When you head out on the road of life each day, how do you plan your route? Do you look for monsters lurking under the bed and things that go bump in the night? Or do you prefer the happy ending, cup-not-just-half-full-but-overflowing approach to life?

Our limiting thoughts and beliefs are like the ghost stories we tell ourselves. Limiting beliefs serve as filters of our reality; when we get a limiting belief, our life loses its richness because we are not able to perceive it correctly. When our ghost stories become our reality, fear often leaves us feeling emotionally paralyzed. We are unable to act quickly or decisively or, in some cases, even think clearly.

However, once we can identify anything that might be holding us back, we can always transform the limiting beliefs of our ghost stories into more empowering beliefs that can help us keep moving toward our goals, even if roadblocks arise on our path.

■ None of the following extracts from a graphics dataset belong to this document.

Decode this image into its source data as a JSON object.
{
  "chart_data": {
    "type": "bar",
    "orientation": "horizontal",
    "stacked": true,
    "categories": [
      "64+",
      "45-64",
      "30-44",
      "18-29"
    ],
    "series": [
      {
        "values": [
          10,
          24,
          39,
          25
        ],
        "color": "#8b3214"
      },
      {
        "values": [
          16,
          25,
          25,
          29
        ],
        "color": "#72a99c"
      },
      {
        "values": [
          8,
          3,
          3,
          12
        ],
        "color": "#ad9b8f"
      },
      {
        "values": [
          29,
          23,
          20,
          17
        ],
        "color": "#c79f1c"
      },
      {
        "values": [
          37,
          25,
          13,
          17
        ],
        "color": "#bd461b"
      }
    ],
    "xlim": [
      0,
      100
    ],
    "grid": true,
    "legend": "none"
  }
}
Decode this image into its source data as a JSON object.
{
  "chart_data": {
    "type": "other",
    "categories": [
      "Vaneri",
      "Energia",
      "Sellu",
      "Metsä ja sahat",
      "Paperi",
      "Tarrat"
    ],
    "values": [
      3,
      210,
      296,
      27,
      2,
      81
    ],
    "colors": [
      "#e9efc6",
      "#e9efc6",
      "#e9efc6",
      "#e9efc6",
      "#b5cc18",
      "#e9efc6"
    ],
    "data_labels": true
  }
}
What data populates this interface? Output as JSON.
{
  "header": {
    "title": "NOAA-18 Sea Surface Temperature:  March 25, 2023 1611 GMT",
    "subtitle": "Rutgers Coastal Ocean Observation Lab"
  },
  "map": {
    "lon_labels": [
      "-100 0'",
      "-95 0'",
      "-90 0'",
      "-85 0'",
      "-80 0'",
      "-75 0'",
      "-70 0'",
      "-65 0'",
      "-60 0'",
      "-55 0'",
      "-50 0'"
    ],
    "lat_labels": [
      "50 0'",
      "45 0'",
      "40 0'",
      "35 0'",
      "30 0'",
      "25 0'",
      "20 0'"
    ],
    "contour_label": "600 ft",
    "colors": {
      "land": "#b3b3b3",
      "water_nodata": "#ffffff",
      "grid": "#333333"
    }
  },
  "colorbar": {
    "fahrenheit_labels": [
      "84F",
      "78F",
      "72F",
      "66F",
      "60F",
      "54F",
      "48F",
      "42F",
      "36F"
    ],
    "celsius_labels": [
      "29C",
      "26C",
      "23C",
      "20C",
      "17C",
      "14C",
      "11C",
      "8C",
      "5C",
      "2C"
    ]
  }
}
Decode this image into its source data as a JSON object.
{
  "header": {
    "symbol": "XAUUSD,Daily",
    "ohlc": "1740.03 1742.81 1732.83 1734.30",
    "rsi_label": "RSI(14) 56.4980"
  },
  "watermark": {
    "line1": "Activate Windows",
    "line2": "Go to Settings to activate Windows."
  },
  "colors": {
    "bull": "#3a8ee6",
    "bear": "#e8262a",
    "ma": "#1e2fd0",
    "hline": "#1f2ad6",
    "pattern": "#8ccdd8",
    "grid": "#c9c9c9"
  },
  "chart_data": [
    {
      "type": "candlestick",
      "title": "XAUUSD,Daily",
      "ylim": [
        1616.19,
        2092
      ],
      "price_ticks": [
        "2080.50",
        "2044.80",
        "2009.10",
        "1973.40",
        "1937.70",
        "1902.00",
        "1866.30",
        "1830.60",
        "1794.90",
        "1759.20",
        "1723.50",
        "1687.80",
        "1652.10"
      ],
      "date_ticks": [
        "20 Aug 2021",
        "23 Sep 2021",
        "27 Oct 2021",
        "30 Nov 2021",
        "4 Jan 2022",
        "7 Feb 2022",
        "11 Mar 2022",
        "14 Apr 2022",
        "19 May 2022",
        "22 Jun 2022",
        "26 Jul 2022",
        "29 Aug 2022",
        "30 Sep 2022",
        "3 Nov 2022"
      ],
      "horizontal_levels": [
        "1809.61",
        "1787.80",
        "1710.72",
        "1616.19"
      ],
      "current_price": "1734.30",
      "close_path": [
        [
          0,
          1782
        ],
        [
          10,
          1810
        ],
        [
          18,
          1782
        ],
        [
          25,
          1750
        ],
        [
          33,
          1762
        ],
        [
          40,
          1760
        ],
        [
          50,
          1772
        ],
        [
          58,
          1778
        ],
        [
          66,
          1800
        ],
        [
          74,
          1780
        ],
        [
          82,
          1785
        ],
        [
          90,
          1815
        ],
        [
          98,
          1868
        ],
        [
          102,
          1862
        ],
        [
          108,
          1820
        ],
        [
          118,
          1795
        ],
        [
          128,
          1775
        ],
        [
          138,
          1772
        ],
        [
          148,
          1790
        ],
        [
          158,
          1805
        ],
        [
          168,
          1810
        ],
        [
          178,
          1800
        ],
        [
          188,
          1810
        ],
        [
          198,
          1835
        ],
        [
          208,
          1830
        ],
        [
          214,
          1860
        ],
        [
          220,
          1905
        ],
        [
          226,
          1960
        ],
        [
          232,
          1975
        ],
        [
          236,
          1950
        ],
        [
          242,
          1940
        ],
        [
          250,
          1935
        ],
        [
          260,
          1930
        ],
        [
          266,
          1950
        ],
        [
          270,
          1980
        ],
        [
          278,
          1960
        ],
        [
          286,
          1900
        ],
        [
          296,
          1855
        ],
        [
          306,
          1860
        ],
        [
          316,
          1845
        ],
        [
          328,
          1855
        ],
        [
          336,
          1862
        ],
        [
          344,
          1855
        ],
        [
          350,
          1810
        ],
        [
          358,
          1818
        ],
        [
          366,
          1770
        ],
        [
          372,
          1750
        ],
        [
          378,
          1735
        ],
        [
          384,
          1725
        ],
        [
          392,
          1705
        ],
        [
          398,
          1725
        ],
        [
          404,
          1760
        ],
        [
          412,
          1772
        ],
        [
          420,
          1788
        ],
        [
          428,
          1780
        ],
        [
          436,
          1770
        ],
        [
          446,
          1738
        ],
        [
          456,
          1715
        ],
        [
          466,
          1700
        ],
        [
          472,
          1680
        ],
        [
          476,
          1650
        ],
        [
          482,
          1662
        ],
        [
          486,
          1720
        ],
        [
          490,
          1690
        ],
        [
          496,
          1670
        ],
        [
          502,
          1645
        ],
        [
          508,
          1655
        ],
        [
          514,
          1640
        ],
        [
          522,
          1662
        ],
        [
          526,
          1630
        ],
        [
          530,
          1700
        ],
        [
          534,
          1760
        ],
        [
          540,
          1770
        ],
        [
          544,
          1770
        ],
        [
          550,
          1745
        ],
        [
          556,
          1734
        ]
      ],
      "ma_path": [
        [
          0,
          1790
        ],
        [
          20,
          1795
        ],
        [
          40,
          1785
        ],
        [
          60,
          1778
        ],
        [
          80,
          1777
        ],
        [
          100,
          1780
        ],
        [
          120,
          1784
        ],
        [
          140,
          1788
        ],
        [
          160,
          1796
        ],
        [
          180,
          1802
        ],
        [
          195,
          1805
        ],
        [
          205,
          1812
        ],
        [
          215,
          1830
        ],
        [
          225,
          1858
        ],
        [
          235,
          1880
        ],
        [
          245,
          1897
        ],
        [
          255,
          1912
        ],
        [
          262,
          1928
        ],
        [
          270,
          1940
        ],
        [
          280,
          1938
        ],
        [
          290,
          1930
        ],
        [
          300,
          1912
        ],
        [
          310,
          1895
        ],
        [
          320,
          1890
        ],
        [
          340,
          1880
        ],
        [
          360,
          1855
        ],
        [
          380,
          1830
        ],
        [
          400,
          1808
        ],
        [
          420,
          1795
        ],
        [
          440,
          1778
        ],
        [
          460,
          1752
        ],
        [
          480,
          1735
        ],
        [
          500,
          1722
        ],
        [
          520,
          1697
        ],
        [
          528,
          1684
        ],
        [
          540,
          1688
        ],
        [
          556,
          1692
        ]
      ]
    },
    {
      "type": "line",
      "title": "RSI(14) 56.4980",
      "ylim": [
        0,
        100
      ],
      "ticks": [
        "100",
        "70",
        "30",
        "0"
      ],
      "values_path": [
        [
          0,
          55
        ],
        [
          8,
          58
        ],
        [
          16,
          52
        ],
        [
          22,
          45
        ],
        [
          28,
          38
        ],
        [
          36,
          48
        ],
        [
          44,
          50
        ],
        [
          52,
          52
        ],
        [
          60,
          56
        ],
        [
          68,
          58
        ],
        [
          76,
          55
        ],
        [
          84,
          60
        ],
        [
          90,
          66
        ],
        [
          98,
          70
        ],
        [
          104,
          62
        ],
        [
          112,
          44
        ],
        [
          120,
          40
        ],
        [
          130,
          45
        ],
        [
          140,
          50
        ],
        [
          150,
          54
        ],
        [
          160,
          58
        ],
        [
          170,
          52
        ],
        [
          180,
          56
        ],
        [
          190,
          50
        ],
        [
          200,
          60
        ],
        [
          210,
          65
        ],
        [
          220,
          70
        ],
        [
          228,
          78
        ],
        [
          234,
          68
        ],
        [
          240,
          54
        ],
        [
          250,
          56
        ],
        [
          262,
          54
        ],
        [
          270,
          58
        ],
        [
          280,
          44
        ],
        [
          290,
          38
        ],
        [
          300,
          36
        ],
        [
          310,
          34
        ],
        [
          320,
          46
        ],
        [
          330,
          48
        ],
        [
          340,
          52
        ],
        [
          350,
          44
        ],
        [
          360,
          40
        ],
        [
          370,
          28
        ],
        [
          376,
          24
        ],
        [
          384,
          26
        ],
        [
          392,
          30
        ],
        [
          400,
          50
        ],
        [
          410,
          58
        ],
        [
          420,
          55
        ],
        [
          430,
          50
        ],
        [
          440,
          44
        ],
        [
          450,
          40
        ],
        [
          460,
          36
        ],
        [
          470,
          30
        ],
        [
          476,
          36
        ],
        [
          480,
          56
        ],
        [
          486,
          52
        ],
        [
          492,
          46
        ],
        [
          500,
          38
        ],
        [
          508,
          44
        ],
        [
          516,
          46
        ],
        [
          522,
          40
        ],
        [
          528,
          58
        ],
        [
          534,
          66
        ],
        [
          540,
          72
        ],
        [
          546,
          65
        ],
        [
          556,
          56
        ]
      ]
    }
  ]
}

The most important thing to remember is that you can choose what you want to tell yourself: the scary ghost stories or the happy ending stories. You can either focus on what you don’t have, the obstacles you face, the risks you have to take. Or, you can focus on your desires. Focus on negative thoughts, and this will manifest negatively in your life: your health might suffer, your peace of mind will be compromised, or you will exist in a constant state of stress. Focus on pleasant thoughts, and your existence will be pleasant.

Dr. Michael Smith said, “Every utterance from our mouth is a prayer.”

As you prepare to enter the new year, are your words fraught with things that go bump in the night? Or are your utterances light and airy, like prayers?